Preston Gralla | April 17, 2013
Terry Myerson also believes that Google's decision to merge the Chrome and Android divisions spells trouble too.

Android may the best-selling smartphone OS in the world, and Windows Phone may less than a 3% market share, but the head of the Windows Phone division calls Android "a mess" and hints that there's confusion and chaos in Google's Android plans. Is it true or just bluster?

Head of Microsoft's Windows Phone division, Terry Myerson, said today at theD: Dive Into Mobile conference that Android is "still kind of a mess," according to AllThingsD. One of the reasons it's a mess, he claims, is that the only hardware partner making money using Android is Samsung. Beyond that, he believes that Google's decision to merge the Chrome and Android divisions spells trouble as well, saying there is "clearly mutiny in the Starship Chrome takes over Android, it's going to be interesting."

As for Microsoft's mobile future, he believes it's all good. Of Windows Phone, he says:

"We are in a challenger role. Windows Phone is really an incredibly well-funded startup."

How much of what he says is truth, and how much bluster? I figure it mostly as bluster. Just look at the facts: IDC's most recent figures show that in the fourth quarter of 2012, Android had a 70.1% worldwide market share, to Windows Phone/Windows Mobile's 2.6% market share. In that quarter 159.8 million Android smartphones shipped, versus 6 million Windows Phone smartphones.

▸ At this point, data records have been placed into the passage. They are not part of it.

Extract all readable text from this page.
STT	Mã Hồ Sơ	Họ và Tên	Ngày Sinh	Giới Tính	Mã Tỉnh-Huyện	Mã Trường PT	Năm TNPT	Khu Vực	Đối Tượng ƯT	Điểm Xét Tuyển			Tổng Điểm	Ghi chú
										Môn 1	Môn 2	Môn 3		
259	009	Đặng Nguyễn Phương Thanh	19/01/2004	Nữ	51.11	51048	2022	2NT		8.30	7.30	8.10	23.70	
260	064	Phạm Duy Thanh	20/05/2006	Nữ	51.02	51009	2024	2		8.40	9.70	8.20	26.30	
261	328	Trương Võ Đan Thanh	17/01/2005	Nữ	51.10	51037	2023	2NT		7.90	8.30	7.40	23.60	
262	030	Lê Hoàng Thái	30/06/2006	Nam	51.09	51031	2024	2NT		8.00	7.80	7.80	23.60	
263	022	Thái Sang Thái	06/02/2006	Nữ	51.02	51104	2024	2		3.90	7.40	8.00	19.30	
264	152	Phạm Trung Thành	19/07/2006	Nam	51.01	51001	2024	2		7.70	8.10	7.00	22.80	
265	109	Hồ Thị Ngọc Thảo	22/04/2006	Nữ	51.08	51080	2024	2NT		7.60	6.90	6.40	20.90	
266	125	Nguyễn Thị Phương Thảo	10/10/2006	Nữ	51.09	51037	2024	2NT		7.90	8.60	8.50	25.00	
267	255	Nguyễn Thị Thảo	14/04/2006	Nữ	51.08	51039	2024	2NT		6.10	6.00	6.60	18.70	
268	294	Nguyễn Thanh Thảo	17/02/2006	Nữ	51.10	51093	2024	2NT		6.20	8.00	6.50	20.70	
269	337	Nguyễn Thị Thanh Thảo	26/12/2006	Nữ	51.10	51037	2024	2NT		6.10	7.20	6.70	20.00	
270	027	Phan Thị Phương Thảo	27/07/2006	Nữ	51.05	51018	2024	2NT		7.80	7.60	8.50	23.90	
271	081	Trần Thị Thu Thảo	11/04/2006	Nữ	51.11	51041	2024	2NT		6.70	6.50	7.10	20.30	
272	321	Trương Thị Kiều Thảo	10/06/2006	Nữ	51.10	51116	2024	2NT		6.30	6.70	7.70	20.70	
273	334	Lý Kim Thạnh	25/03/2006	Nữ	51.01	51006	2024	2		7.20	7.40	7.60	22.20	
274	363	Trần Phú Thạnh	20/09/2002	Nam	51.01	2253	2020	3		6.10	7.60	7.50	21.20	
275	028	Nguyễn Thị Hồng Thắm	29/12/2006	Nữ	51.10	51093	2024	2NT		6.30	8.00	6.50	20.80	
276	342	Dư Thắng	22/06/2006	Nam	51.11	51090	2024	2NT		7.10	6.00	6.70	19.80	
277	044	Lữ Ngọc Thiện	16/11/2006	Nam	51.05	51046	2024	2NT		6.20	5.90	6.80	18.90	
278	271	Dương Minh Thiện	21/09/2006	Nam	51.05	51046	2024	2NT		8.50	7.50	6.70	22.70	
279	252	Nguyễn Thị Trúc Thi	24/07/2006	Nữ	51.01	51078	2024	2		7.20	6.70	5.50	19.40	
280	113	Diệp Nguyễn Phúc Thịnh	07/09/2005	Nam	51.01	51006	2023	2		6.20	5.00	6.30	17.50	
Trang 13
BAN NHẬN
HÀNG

With each quarter, Windows Phone falls further behind Android. 74.8 million more Android devices were shipped in the fourth quarter of 2012 than in the fourth quarter of 2011, while only 3.6 million more Windows Phone devices were sold in the fourth quarter of 2012 than 2011.

Android is a "mess" with a 70.1% market share? Microsoft wishes it were lucky enough to have such a "mess" on its hands. Microsoft executives would be better off figuring out ways to gain ground against its competitors, and less time trash-talking them.